As attempts to address climate change and energy independence converge, a company from a solar superpower stands to benefit.

Key Takeaways

  • Europe’s growing demand for solar equipment has heated up even more with the continent’s urgent efforts to wean itself from Russia’s energy exports in support of Western sanctions over Russia’s invasion of Ukraine.
  • China—already the world’s leading solar exporter and supplier of the majority of Europe’s solar equipment—will continue to be a major beneficiary and enabler of Europe’s solar push.
  • Much of China’s solar dominance is attributable to LONGi, a Xi’an-based company whose relatively low international profile belies its role as the equivalent of the Taiwan Semiconductor of solar.
  • While Europe and the US have periodically enacted tariffs in an attempt to re-shore solar manufacturing capacity, these efforts have largely failed in the face of LONGi’s competitive advantages and the adaptive strategies employed by companies up and down its highly evolved production chain.
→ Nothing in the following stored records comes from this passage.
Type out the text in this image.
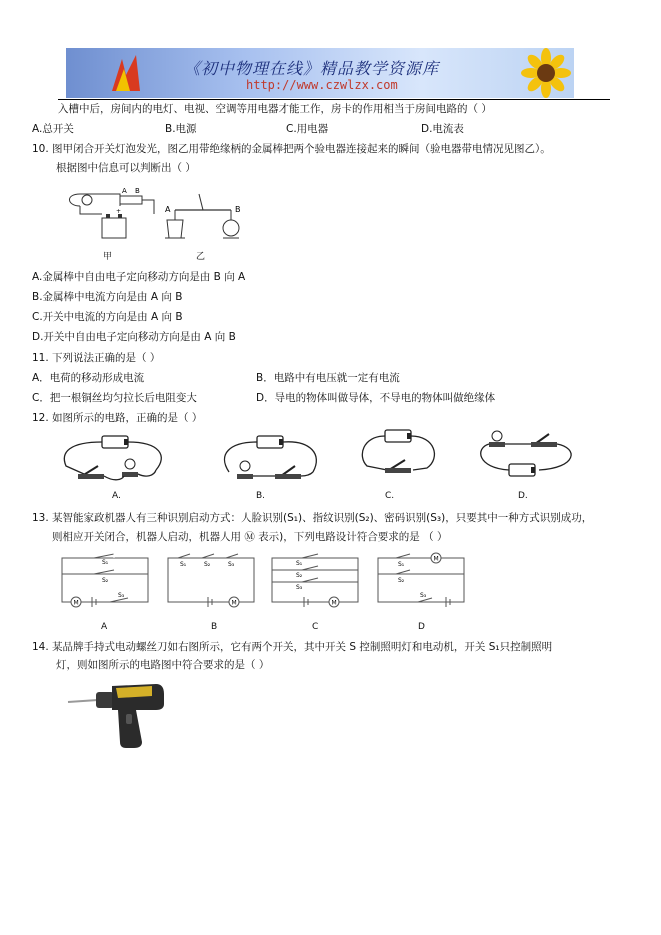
《初中物理在线》精品教学资源库
http://www.czwlzx.com
入槽中后，房间内的电灯、电视、空调等用电器才能工作，房卡的作用相当于房间电路的（ ）
A.总开关	B.电源	C.用电器	D.电流表
10. 图甲闭合开关灯泡发光，图乙用带绝缘柄的金属棒把两个验电器连接起来的瞬间（验电器带电情况见图乙）。
根据图中信息可以判断出（ ）
A B
+
甲
A	B
乙
A.金属棒中自由电子定向移动方向是由 B 向 A
B.金属棒中电流方向是由 A 向 B
C.开关中电流的方向是由 A 向 B
D.开关中自由电子定向移动方向是由 A 向 B
11. 下列说法正确的是（ ）
A．电荷的移动形成电流	B．电路中有电压就一定有电流
C．把一根铜丝均匀拉长后电阻变大	D．导电的物体叫做导体，不导电的物体叫做绝缘体
12. 如图所示的电路，正确的是（ ）
A.	B.	C.	D.
13. 某智能家政机器人有三种识别启动方式：人脸识别(S₁)、指纹识别(S₂)、密码识别(S₃)，只要其中一种方式识别成功，
则相应开关闭合，机器人启动，机器人用 Ⓜ 表示)，下列电路设计符合要求的是 （ ）
M
S₁
S₂
S₃
A
S₁	S₂	S₃
M
B
S₁
S₂
S₃
M
C
M
S₁
S₂
S₃
D
14. 某品牌手持式电动螺丝刀如右图所示，它有两个开关，其中开关 S 控制照明灯和电动机，开关 S₁只控制照明
灯，则如图所示的电路图中符合要求的是（ ）
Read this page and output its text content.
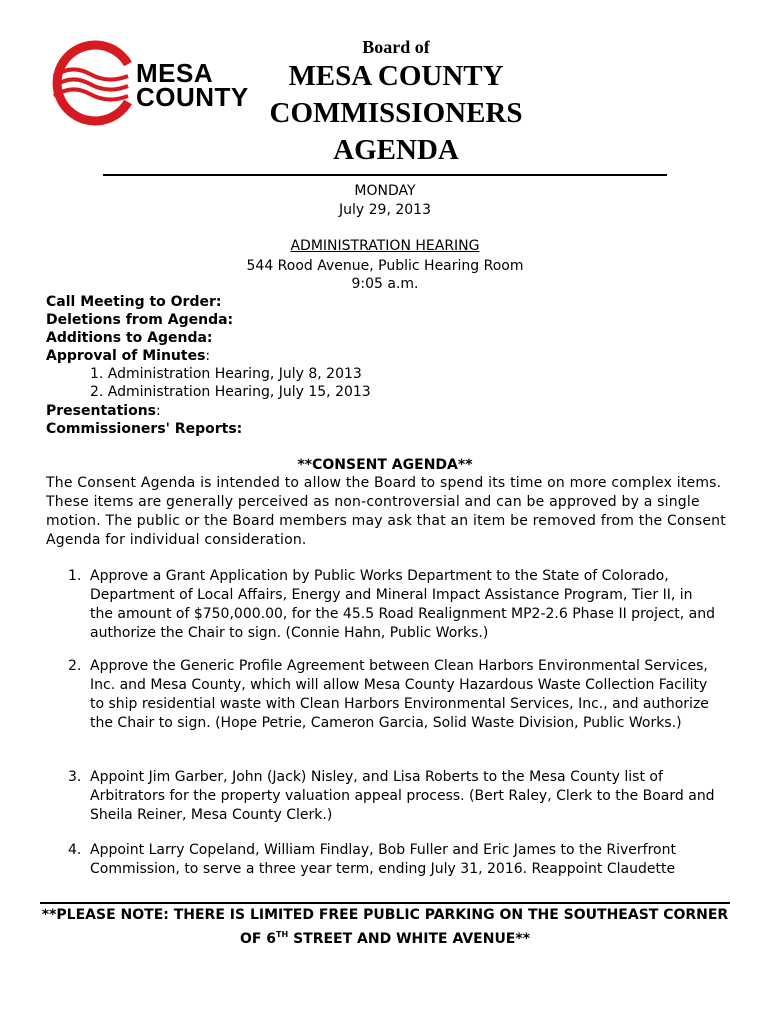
MESA
COUNTY
Board of
MESA COUNTY
COMMISSIONERS
AGENDA
MONDAY
July 29, 2013
ADMINISTRATION HEARING
544 Rood Avenue, Public Hearing Room
9:05 a.m.
Call Meeting to Order:
Deletions from Agenda:
Additions to Agenda:
Approval of Minutes:
1. Administration Hearing, July 8, 2013
2. Administration Hearing, July 15, 2013
Presentations:
Commissioners' Reports:
**CONSENT AGENDA**
The Consent Agenda is intended to allow the Board to spend its time on more complex items. These items are generally perceived as non-controversial and can be approved by a single motion. The public or the Board members may ask that an item be removed from the Consent Agenda for individual consideration.
1. Approve a Grant Application by Public Works Department to the State of Colorado, Department of Local Affairs, Energy and Mineral Impact Assistance Program, Tier II, in the amount of $750,000.00, for the 45.5 Road Realignment MP2-2.6 Phase II project, and authorize the Chair to sign. (Connie Hahn, Public Works.)
2. Approve the Generic Profile Agreement between Clean Harbors Environmental Services, Inc. and Mesa County, which will allow Mesa County Hazardous Waste Collection Facility to ship residential waste with Clean Harbors Environmental Services, Inc., and authorize the Chair to sign. (Hope Petrie, Cameron Garcia, Solid Waste Division, Public Works.)
3. Appoint Jim Garber, John (Jack) Nisley, and Lisa Roberts to the Mesa County list of Arbitrators for the property valuation appeal process. (Bert Raley, Clerk to the Board and Sheila Reiner, Mesa County Clerk.)
4. Appoint Larry Copeland, William Findlay, Bob Fuller and Eric James to the Riverfront Commission, to serve a three year term, ending July 31, 2016. Reappoint Claudette
**PLEASE NOTE: THERE IS LIMITED FREE PUBLIC PARKING ON THE SOUTHEAST CORNER
OF 6TH STREET AND WHITE AVENUE**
As Europe’s green energy transition has been accelerated by the geopolitical exigencies of reducing its imports of Russian natural gas, the continent is rushing to expand its solar energy capacity. In May, the European Commission announced plans that call for “swift, massive deployment” on rooftops, starting with the most energy-intensive buildings and all new construction and buildings slated for rehabilitation. If this effort is successful, by the end of the decade Europe will have a total installed base of solar equipment capable of producing 600 gigawatts, enough to meet over 20% of the bloc’s total energy needs and equal to 60% of the world’s current solar capacity.
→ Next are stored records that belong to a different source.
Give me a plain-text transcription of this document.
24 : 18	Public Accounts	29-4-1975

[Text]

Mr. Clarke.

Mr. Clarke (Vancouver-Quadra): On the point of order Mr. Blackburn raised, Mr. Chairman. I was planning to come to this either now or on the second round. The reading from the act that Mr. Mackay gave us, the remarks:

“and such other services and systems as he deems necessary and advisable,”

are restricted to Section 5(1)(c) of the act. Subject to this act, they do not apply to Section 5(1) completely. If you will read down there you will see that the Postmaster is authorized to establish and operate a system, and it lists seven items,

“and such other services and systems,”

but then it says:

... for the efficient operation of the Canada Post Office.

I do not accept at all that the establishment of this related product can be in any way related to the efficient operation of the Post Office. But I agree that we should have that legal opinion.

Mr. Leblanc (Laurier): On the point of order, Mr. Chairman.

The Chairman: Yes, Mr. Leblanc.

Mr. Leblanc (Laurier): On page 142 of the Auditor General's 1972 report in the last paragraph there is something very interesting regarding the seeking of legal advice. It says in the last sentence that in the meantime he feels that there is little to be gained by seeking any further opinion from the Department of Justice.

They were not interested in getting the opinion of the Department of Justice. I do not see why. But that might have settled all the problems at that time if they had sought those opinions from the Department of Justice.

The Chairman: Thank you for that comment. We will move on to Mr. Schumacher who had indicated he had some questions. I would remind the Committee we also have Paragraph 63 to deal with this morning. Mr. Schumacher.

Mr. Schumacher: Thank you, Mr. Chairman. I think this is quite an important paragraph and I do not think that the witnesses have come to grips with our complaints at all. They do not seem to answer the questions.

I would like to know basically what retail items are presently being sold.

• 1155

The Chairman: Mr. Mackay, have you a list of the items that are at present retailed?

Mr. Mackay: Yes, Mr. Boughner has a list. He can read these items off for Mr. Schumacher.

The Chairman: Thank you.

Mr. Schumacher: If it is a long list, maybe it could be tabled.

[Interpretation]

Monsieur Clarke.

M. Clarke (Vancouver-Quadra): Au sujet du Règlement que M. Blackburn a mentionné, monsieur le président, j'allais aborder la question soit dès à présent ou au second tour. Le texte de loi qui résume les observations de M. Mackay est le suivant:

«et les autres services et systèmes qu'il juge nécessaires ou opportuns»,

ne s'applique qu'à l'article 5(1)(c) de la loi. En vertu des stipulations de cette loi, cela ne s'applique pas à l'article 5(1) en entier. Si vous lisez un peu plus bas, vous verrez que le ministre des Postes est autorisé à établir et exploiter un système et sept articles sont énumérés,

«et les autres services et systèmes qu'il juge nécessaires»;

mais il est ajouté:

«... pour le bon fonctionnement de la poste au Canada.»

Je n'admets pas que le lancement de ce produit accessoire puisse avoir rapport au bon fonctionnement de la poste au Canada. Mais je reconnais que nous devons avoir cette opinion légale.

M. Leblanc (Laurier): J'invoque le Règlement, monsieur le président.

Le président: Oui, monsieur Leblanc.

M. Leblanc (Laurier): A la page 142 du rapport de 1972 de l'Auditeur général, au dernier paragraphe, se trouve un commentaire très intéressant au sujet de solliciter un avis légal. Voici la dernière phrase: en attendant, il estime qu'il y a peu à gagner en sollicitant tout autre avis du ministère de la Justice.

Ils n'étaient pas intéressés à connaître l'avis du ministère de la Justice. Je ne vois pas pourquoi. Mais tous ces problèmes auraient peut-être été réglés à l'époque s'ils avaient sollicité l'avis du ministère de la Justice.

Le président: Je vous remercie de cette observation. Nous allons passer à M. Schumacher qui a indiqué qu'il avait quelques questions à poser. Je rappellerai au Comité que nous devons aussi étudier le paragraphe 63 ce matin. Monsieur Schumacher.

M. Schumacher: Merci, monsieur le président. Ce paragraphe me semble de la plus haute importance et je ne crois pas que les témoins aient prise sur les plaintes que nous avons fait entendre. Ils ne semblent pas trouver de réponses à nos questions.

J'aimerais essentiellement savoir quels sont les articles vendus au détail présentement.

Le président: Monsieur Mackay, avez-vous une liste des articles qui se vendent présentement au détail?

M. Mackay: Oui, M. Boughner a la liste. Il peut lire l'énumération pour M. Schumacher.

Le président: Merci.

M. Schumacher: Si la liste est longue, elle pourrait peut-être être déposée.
One of the biggest beneficiaries of this surge stands to be LONGi, a Xi’an, China-based company that is the world’s largest manufacturer of both an essential solar panel component, known as polysilicon wafers, and finished solar panels. “Europe is red hot,” says Lee Gao, China analyst with Harding Loevner. “It’s now LONGi’s strongest panel market, where it has nearly 30% market share. Overall, Chinese solar panel exports to Europe in the first quarter of 2022 more than doubled from the same time in 2021.” Chinese companies now supply the majority of all solar equipment in Europe.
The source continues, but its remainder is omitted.